How are other folks out there handling the problem of timing and profiling multi-gpu programs?
I’ve just learned after searching these forums that the cutil timers aren’t thread safe, which explains the random segfaults and glibc memory corruption errors I was getting when I added timers to my multi-gpu implementation. However I didn’t manage to find any good solutions. What’s the alternative?
Is there a recommended high performance timing library out there that’s pretty easy to use?

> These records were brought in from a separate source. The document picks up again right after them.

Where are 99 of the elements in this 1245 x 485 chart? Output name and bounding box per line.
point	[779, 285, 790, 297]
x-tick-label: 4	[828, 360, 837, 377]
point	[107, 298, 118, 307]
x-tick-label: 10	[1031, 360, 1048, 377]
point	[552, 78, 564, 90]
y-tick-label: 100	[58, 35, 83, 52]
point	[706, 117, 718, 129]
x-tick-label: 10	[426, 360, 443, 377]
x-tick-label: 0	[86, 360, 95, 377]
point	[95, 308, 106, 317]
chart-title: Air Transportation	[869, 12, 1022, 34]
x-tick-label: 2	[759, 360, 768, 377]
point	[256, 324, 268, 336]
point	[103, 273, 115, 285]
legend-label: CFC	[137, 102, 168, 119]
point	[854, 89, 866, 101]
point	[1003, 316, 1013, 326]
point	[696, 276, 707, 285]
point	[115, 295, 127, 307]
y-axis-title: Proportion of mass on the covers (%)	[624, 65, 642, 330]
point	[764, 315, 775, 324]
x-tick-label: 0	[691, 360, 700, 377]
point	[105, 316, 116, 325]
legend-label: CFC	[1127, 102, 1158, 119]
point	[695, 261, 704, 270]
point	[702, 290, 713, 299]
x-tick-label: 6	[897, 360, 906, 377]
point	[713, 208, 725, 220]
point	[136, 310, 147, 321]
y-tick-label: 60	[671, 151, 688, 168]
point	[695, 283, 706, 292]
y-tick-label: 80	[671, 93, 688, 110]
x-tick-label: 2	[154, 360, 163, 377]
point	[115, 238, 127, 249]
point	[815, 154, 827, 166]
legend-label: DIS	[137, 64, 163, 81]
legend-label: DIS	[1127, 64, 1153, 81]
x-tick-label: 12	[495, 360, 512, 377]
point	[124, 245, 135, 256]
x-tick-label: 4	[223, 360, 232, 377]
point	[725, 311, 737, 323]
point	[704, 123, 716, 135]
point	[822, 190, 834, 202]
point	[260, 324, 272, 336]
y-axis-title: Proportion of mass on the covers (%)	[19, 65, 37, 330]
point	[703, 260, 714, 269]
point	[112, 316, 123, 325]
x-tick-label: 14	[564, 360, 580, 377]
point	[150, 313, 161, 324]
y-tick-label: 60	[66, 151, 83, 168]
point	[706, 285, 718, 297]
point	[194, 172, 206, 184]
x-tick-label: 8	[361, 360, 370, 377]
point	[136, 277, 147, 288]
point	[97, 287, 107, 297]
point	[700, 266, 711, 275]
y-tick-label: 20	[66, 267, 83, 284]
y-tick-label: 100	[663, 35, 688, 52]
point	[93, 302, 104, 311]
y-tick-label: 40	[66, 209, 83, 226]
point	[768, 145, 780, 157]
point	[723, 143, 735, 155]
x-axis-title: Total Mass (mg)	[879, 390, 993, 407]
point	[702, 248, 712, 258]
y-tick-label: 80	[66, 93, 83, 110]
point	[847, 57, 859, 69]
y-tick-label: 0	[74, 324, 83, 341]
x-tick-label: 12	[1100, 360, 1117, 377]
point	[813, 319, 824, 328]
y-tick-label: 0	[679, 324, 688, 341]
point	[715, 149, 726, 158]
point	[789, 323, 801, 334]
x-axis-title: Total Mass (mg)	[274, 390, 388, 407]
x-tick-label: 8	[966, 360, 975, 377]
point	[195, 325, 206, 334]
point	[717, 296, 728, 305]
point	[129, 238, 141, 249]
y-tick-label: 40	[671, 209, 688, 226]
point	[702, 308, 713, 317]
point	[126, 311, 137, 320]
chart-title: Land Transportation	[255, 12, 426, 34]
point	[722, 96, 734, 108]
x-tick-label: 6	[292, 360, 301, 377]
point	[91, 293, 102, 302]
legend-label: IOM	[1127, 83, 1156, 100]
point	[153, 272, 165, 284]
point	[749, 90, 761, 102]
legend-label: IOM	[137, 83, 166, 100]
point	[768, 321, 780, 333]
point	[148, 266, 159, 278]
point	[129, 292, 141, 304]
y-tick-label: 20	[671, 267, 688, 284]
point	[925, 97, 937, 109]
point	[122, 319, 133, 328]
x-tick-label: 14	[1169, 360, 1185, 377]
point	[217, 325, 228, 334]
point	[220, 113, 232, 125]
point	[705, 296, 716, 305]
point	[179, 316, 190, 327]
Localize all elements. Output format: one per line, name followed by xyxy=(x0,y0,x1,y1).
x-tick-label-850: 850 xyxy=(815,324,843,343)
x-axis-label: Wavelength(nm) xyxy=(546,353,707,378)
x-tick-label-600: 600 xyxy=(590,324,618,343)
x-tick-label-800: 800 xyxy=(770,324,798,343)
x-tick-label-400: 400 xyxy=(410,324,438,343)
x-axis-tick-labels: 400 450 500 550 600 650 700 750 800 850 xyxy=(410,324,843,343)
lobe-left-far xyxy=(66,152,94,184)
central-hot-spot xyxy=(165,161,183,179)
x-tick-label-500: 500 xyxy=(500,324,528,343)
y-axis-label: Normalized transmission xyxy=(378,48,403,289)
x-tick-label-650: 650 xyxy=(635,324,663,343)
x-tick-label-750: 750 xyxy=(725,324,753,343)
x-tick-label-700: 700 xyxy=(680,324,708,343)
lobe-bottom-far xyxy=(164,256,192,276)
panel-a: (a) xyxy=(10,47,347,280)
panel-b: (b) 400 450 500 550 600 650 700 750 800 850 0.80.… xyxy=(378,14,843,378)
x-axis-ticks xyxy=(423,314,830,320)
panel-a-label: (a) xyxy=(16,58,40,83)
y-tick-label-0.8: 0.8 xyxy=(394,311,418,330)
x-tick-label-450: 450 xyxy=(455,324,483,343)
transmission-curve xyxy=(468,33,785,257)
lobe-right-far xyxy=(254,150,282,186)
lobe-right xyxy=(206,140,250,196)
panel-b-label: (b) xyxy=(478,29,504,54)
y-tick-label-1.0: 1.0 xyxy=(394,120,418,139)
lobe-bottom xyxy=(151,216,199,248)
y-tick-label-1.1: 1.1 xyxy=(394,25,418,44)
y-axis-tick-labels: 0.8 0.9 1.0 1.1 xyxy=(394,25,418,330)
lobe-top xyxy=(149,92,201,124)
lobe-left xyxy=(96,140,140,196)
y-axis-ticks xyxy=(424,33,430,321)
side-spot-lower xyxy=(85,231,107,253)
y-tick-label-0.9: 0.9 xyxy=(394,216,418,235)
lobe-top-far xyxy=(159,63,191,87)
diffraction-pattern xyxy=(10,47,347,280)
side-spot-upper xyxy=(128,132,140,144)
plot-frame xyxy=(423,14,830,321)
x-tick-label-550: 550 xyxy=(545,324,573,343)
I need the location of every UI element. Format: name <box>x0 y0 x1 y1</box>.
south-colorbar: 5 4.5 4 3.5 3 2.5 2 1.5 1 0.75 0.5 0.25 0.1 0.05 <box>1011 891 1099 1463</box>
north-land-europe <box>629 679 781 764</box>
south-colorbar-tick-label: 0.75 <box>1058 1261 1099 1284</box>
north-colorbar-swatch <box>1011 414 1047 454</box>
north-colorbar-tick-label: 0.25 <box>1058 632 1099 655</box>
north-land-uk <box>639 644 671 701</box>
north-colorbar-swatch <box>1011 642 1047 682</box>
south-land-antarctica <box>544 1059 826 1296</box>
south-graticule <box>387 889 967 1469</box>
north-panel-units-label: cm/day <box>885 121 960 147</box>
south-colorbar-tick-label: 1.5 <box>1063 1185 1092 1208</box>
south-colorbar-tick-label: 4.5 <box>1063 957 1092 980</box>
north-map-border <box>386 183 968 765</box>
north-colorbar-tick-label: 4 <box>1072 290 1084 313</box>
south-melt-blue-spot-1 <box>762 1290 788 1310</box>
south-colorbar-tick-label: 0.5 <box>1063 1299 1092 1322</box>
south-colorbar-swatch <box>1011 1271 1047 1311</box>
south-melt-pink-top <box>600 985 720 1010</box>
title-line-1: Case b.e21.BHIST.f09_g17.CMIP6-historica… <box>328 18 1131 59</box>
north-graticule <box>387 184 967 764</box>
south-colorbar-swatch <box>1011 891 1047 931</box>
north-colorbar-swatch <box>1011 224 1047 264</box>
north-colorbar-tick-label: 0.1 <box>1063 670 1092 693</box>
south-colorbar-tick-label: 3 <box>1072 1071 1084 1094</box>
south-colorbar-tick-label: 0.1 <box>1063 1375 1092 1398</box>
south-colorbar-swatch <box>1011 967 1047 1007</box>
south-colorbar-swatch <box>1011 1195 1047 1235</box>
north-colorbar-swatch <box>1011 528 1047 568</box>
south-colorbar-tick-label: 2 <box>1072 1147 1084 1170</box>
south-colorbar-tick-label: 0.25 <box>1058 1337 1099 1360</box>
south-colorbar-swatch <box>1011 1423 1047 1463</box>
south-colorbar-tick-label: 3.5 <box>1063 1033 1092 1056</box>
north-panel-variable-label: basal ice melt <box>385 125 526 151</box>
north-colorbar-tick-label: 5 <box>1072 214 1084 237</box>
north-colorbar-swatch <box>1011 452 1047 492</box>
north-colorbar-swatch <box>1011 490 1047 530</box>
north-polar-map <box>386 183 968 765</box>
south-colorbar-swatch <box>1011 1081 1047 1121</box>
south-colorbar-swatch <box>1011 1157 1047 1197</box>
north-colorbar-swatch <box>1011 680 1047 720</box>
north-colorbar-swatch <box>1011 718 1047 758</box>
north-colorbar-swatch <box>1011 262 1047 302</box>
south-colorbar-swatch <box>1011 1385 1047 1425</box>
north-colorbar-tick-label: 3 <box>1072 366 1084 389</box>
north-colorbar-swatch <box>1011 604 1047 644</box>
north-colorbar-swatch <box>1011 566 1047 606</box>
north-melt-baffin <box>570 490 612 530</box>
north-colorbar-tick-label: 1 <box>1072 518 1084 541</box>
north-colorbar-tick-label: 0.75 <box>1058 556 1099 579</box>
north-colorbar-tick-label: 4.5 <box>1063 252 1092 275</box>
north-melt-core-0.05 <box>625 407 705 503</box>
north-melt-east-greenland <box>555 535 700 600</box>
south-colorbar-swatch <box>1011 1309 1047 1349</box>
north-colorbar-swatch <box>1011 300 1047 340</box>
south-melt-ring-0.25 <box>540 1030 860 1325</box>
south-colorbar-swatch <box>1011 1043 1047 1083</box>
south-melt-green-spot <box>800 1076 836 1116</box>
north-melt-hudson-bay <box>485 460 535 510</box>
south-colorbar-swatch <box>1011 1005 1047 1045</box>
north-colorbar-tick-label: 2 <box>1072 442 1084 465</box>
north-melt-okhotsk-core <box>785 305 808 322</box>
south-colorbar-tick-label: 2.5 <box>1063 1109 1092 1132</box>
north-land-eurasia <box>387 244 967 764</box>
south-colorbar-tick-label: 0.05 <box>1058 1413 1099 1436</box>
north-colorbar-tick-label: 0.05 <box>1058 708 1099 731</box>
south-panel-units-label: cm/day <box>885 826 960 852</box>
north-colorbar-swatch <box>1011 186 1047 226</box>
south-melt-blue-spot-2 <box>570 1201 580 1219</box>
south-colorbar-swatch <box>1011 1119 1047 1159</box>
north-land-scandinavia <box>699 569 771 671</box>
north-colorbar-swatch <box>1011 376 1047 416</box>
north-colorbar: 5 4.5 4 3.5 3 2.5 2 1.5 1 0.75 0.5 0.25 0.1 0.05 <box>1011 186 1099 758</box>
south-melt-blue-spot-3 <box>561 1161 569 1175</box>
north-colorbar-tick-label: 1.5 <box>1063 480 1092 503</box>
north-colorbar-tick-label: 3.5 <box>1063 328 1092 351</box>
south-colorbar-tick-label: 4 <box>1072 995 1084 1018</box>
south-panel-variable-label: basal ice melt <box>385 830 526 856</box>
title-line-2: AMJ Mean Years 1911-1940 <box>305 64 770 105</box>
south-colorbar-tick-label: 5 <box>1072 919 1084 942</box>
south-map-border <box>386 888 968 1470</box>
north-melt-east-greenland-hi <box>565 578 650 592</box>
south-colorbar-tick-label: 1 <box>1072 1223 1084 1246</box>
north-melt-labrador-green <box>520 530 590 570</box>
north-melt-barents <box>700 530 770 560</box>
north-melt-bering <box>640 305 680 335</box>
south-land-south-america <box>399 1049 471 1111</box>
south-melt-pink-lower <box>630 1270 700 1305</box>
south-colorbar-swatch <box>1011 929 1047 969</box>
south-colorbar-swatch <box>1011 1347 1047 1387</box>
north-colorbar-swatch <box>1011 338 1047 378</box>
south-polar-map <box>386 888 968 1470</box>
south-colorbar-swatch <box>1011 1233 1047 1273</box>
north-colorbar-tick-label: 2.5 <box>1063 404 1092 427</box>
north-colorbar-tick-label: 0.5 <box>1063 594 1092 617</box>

I could probably get away with using the standard time.h clock() functionality for kernel timing, however I’d also like to profile all of my cuda memcpys and those are normally so short that clock doesn’t have enough resolution to time it properly.
Is there a way to get the cuda profiler to generate multiple log files, one for each GPU? It wouldn’t be as nice as having an immediate print out of the time for each iteration in my program but at least I could write a script to mine the results I’m looking for.
A great example of why not to use cutil, I guess (tmurray will be thrilled)…
I think the linux version of cutil uses getimeofday for its timers, which isn’t a thread safe function. If you are using OpenMP or pthreads, then you best bet is probably to use native POSIX timers, which are thread safe.
I’ll read up on handling events manually and following eyal’s suggestion, thanks.
How do you setup multiple log files for each GPU? I was looking at the profile config and all I saw was a single CUDA_PROFILE_LOG environment variable. Or did you mean that you have a separate log file for each gpu using your own event timers?
Visual Profiler supports profiling multiple GPU programs. The profiler output for each GPU will be shown under a different context.
If you are using driver level profiling set the CUDA_PROFILE_LOG environment variable with a ‘%d’ so that different log files are generated for each context:
export CUDA_PROFILE_LOG=cuda_profile_%d.txt
Look at the document “CUDA_Profiler_2.3.txt” included under the “doc” directory in the CUDA 2.3 toolkit for more details.
Did anyone here as already experimented the %d trick on CUDA_PROFILE_LOG ?
It didn’t work for me as it always return 0 and it seems to me that devices owerwrite each other values.
I am using cuda 2.3 with driver 190.42 on a linux x86/64 cluster, tesla S1070 plugged on 2 nodes so you see only 2 device available per node.